By Carsten | March 17, 2008
I’m still looking for new entries. I get quite a few suggestions, but not all of them make it into quiz questions. Do send in your suggestions!
Short questions with somewhat involved answers. In terms of MySQL (and databases in general)…
- What is a character set?
- What is a collation?
- How do they interact?
- Is this something you even need to worry about?
[answer]Answer: Let’s answer the last question first: Yes, this is definitely something you need to worry about. Even if your target audience today is in a single country and speaks a single language, the world around you is definitely moving toward a more flexible handling of characters and languages than you might realize. Who knows where the next data set you’ll be asked to import originated?
With that out of the way…
A character set is a collection of symbols, like “1″, “A”, “+”, “æ”, etc. It defines what those symbols look like, but does not tell us anything about ordering of the characters or how to interpret details like Upper- and lowercase instances (if any) of the same symbol. The ASCII character set defines symbols like A-Z, a-z, 0-9, and a number of other symbols. The Latin-1 character set (which MySQL uses as default) formalizes this a bit further; character sets like UTF-8 contains many more symbols.
A collation defines, within one character set, the ordering of the symbols as well as details defining upper- and lower case instances of the same letter (or, in the case of binary collations, defines that such distinctions should be ignored). Details such as whether “Ó” should be regarded as “O” or “aa” should be considered to “å”* during sorting is also handled by the collation.
Simply put, the combination of character set and collation is what makes up the alphabet of a particular language in a particular region.
When I was teaching for MySQL AB, I often brought along a couple of alphabet blocks like those you see in the picture to explain the difference. A character set roughly correspods to what you have when you tip the blocks from a bag unto the table: a bunch of symbols in no particular order. Once you start ordering the blocks into “A”, “B”, … you attain the sorting order, and hence your first step toward a collation.
One character set may be used to cover several different languages, with closely related characters in their alphabet. Latin-1, for example, covers most if not all of the languages native to the Western hemisphere. But each language within that area imposes different rules on sorting and other interpretations, and one language (German) even defines different sorting orders depending on the particular usage of the data.
Any particular character set has at least one, and often many associated collations; Any particular collation always belongs to one character set only. All of this can be quite daunting at first, but happily MySQL makes it quite easy to not only define default values for your databases, tables and columns; you can also tell MySQL to use different collations on individual queries depending on your exact needs.

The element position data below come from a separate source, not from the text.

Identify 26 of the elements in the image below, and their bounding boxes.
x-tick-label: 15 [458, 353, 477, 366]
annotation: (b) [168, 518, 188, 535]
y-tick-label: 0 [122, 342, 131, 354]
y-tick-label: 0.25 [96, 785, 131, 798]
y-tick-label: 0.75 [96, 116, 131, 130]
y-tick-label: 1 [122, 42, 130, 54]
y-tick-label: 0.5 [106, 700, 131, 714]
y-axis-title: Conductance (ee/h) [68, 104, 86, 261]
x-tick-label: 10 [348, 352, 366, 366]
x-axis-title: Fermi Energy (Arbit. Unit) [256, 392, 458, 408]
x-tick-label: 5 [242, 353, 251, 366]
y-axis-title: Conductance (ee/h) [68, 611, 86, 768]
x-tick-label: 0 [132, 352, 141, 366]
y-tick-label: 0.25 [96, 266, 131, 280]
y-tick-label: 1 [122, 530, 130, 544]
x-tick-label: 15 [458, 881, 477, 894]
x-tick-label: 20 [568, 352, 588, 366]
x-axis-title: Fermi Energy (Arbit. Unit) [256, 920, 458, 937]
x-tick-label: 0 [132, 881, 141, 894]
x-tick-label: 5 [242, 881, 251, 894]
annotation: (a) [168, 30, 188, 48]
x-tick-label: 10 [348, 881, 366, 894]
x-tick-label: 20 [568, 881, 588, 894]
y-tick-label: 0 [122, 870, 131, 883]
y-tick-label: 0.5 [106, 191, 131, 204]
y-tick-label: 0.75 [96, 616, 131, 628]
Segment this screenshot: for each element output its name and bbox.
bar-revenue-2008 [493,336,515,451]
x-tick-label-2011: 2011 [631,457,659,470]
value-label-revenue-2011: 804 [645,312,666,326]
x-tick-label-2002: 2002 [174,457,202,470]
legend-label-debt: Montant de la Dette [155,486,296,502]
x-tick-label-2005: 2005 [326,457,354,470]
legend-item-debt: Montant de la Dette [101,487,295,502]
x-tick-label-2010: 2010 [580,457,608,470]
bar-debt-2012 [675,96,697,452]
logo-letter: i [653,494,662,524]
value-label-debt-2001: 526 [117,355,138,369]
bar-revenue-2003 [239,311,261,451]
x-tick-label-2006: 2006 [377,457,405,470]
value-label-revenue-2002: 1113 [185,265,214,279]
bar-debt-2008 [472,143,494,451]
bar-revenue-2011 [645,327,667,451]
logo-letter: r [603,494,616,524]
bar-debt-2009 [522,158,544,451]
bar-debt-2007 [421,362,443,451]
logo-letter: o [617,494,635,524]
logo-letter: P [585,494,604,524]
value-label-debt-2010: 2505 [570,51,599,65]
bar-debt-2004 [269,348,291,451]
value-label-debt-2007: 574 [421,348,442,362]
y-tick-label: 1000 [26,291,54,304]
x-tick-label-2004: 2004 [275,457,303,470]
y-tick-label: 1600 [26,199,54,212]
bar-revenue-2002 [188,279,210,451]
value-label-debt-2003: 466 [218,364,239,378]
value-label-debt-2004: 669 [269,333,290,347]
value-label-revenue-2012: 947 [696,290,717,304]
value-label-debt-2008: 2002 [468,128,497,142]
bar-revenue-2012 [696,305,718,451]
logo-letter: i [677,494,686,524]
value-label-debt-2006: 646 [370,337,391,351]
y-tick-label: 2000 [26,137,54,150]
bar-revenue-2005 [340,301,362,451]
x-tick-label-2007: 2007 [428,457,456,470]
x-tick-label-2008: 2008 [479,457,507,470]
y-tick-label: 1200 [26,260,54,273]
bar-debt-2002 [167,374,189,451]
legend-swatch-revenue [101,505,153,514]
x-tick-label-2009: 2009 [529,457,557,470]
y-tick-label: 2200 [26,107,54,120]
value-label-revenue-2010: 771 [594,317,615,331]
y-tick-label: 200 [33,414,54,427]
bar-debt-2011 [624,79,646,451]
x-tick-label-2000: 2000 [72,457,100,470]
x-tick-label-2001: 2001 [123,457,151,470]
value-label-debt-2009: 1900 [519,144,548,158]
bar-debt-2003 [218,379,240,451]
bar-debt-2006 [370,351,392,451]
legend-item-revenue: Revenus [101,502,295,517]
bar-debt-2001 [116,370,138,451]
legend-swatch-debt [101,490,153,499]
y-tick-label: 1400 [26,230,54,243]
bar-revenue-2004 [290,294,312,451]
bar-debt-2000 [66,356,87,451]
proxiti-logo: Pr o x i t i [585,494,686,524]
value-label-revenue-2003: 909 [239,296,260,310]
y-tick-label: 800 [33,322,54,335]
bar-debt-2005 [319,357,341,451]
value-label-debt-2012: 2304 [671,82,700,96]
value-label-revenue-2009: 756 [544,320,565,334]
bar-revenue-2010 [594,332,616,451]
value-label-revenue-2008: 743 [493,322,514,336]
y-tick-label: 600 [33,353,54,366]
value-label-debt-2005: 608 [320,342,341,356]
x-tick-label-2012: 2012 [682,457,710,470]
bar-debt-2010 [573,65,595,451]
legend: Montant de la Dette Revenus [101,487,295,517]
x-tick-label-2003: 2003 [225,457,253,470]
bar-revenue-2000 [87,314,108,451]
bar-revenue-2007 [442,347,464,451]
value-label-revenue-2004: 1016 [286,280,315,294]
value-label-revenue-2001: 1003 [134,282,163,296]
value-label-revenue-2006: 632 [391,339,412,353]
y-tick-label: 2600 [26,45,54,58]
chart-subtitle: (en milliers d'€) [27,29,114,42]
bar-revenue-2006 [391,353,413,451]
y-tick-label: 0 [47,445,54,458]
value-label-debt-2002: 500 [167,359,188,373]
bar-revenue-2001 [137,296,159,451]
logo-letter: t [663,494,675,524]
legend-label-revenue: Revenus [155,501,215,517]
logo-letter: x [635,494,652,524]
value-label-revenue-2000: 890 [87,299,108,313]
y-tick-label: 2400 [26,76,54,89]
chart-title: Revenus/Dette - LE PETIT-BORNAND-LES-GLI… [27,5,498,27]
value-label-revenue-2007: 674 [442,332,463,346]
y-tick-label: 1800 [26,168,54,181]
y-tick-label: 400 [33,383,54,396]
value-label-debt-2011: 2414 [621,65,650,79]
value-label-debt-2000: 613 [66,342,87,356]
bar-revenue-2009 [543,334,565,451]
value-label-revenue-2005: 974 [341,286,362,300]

*This is the case in Danish, where “aa” (sounds like the English “o”) has quite a different sound than double-a. This “traditional” form that was attempted replaced by the single letter “å” in a reform of the written language in 1948, introducing quite some headaches (not least later on when computers became commonplace) as the new letter was put at the end of the alphabet. Just to add to the trouble, there are instances where two as do appear side-by-side but are pronounced as two as and not å. Besides, this idea never really caught on with many of the more conservative thinkers, so no there’s a movement back to the old form of two as. Which doesn’t make life any easier on the CompSci people.